Well, I know a little something about this. Growing up fundamentalist gave me a debilitating case of learned helplesssness. A big part of my recovery has been learning how to handle stress and how to problem solve.

So, when we're faced with a problem, what can we do to overcome learned helplessness? Here are some suggestions I've culled from my own research + things that work for me:

  1. EMBRACE MAKING MISTAKES: honestly, I'd rather do ANYTHING other than find solutions to my problems. My house has never been cleaner, my laundry never more caught up than when I have an actual problem to solve. Experts suggest that what makes problem solving difficult is picking the solution from a selection of options. This is probably why it's more difficult for ex-fundamentalists to problem solve. We weren't ever given options. We were always told what to do and how to do it. Finding solutions to problems often means making mistakes. And mistakes aren't devastating when we are operating from a place of worthiness. Meaning, when we know we are unconditionally loved, our mistakes no longer have the power to crush us (THAT'S FROM MY NEW BOOK haha!!). When I first started speaking out against Mike & Debi Pearl, I was under incredible pressure to remain quiet. There were times when I wanted to quit. What helped was telling myself that speaking imperfectly was better than not saying anything at all.
  2. PAUSE: Take a break. Take a walk. Meditate. These things interrupt negative/defeating thought patterns. When I'm feeling totally helpless and overwhelmed, I give myself a break. NOTE: this is different than procrastinating which usually leads to MORE problems! :) A couple of Fridays ago I was feeling frustrated and helpless about some life situations. So, I cleaned up my room. After I was done, my problem was still there but I *felt* better and was able to handle it.
  3. RESIST "ANALYSIS PARALYSIS": many of us from controlling religious environments are hyper-vigilant and have a tendency to over-analyze every single decision. We are experts at making pro/con lists. We want to make The Right Decision. Unfortunately, making a very detailed pro/con list can easily trigger our "analysis paralysis" and prevent us from making any decision at all. The reality is that there are often many "right ways" of doing things. Sometimes we won't even know the next step until we take the first step. And even if we make a mistake, that's ok, too (see #1).
  4. TRUST YOUR GUT INSTINCT: I read an interesting research study about people test-tasting strawberry jam.
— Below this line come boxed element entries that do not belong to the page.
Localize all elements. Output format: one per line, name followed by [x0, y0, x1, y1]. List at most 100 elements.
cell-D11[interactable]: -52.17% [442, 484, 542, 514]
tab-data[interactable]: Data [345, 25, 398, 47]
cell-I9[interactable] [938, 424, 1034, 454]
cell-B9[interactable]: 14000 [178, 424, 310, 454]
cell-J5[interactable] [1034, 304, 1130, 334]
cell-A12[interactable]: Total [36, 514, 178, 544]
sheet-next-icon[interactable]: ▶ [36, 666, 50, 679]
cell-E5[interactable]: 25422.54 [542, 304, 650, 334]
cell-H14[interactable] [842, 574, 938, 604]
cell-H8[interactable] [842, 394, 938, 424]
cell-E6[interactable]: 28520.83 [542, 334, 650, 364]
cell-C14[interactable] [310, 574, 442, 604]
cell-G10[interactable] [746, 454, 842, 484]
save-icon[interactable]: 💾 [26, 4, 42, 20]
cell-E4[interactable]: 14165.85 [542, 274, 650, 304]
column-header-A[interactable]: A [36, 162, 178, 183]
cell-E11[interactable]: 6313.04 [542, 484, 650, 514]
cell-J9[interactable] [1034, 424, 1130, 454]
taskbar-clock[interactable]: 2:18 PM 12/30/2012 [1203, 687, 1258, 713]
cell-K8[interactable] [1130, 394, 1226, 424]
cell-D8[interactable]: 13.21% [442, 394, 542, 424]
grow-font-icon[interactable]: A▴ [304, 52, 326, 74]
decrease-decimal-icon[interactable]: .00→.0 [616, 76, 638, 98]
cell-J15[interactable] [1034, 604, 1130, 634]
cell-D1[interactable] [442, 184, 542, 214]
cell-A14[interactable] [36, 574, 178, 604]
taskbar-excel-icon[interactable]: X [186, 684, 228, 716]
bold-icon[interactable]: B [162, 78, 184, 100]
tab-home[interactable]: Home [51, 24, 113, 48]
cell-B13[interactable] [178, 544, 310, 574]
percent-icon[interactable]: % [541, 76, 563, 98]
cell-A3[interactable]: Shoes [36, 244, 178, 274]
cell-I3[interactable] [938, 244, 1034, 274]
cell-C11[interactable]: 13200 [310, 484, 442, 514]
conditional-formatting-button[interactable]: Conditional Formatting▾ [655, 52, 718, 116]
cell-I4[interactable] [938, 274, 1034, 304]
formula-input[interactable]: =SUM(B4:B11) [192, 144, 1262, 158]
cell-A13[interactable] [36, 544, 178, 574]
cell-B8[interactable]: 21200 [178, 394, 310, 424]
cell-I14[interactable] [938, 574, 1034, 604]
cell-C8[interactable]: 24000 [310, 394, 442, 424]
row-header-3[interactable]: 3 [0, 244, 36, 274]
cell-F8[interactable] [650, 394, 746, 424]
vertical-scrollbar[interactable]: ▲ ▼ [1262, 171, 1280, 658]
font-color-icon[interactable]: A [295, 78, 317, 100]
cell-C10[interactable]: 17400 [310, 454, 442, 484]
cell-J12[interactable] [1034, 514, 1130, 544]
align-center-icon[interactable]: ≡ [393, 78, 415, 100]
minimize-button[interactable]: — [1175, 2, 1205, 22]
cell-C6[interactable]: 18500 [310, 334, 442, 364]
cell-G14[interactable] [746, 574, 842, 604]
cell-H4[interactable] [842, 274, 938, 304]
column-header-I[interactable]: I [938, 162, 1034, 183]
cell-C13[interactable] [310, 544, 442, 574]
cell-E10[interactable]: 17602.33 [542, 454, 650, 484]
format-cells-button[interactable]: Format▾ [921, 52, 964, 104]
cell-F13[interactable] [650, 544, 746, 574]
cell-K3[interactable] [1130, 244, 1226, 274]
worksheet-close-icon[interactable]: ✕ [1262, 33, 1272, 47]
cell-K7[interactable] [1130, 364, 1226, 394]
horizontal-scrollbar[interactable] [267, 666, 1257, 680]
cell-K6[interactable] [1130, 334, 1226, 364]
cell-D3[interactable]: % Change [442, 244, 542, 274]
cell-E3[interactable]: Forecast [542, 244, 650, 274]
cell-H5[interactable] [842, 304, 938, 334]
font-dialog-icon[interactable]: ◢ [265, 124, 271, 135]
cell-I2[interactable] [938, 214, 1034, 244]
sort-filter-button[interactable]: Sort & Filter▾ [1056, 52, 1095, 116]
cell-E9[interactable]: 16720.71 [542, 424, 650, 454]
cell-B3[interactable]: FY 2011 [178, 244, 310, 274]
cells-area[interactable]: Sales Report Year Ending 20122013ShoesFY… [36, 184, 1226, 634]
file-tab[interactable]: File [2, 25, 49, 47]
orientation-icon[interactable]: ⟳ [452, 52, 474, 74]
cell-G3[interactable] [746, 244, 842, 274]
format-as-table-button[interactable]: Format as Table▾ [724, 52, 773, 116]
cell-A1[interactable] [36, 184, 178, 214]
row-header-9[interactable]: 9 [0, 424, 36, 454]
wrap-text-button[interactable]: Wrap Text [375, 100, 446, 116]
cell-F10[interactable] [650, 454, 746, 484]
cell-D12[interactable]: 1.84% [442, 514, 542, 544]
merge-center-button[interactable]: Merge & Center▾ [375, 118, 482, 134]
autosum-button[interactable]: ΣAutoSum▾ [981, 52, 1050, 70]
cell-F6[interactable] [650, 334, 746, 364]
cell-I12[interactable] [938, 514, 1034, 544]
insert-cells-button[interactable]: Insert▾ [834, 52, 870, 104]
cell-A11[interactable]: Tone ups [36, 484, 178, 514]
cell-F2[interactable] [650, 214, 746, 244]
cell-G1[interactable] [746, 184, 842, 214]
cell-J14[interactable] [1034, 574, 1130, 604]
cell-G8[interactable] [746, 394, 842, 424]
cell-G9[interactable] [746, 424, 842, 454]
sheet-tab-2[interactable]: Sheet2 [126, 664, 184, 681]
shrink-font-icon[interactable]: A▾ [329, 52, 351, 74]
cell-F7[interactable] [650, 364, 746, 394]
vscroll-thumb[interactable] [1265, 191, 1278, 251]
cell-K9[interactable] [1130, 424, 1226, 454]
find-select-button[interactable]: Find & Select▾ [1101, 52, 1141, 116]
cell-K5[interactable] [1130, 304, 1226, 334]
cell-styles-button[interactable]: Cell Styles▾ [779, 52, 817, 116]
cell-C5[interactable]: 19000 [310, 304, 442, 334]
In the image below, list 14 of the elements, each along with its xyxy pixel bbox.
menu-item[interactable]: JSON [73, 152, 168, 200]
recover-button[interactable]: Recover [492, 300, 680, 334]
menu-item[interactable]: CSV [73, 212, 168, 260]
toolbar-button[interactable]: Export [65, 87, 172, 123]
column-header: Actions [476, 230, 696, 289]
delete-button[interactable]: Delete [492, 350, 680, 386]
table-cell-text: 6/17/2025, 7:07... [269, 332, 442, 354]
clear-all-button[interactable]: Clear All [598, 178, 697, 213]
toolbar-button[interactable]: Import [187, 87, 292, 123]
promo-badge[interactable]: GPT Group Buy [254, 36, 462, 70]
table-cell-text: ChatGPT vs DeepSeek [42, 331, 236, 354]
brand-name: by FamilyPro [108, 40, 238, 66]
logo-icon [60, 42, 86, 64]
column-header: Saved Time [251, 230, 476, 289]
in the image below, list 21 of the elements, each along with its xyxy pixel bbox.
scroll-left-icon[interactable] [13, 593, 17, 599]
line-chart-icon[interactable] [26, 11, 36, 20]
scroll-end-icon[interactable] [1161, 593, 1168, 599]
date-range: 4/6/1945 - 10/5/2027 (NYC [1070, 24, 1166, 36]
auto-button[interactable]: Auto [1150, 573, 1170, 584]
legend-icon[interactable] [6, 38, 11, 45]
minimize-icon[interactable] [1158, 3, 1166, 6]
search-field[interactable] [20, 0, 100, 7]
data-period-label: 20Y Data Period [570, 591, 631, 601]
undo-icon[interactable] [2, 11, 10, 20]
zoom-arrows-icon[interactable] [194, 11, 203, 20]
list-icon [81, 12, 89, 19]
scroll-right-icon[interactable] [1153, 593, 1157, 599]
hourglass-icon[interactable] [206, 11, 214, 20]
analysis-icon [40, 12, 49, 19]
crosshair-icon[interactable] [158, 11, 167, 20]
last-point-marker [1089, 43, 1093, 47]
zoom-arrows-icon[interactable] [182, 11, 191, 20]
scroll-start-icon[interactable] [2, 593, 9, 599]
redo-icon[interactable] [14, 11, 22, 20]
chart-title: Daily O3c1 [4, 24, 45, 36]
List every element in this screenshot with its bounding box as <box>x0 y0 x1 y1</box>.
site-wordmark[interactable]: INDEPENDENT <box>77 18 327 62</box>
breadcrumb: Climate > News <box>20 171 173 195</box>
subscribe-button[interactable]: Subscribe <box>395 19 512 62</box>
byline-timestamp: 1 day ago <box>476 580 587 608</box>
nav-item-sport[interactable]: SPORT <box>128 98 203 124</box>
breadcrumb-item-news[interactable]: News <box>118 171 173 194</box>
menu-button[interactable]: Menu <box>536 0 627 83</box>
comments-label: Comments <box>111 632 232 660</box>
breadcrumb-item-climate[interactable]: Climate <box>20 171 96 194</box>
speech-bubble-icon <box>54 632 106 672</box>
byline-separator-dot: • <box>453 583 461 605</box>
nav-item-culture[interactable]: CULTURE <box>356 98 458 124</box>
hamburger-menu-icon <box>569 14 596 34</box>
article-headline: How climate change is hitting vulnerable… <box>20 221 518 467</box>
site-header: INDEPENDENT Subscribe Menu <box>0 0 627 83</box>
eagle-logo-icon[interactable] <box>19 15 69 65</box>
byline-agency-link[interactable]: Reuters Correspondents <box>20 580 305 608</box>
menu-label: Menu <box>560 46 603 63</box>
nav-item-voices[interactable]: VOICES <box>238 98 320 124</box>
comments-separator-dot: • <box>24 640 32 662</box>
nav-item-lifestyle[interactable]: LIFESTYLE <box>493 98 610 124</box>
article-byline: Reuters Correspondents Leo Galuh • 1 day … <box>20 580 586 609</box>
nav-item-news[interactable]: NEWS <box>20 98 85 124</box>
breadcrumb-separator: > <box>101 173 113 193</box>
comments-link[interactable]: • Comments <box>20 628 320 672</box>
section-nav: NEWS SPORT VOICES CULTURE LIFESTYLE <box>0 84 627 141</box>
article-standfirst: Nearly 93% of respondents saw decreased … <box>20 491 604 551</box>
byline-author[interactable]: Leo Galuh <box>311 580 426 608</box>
The people who tasted and scored the jams without analyzing them were more likely to score closer to expert tasters' scores than another group of people who had to explain, analyze and defend which jam they liked and why they liked it. In other words, having to "give an answer" for every decision can interfere with better outcomes. Many of us who grew up in fundamentalism were expressly discouraged from trusting our gut instincts and our hearts. We may not even know what we like or dislike! Learning to listen and trust our gut instinct is often a process of trial and error but that's ok! see #1 and #3! Knowing ourselves is totally worth the mistakes we make along the way. Give yourself permission to go at your own pace. It takes time to figure out what WE like and want and need. We are allowed to change our minds, take our time and we don't have to defend why we like or dislike something. We don't all have to like or want the same things in life. :)
  5. INCUBATE: Sleep on it. Take the pressure off. Our brains need time to "encode" new memories, find solutions to problems and come up with new ideas. Although I've learned how to trust my gut instinct, I try not to make big decisions impulsively. I sleep on it. Our brains are VERY active while we are sleeping. I can't tell you how many times a solution will come to me in a dream or upon waking or a day later. Be kind to your brain and let it do the work for you while you take a snooze. I also highly recommend daily naps. I lie down every single day around 1pm and sleep for 15-20 minutes. This keeps my brain from "overheating" and perks me up for the afternoon and early evening.

How about you? What kind of tools have you found helpful in overcoming learned helplessness, "analysis paralysis" or the fear of making mistakes? I'd love to hear what works for you!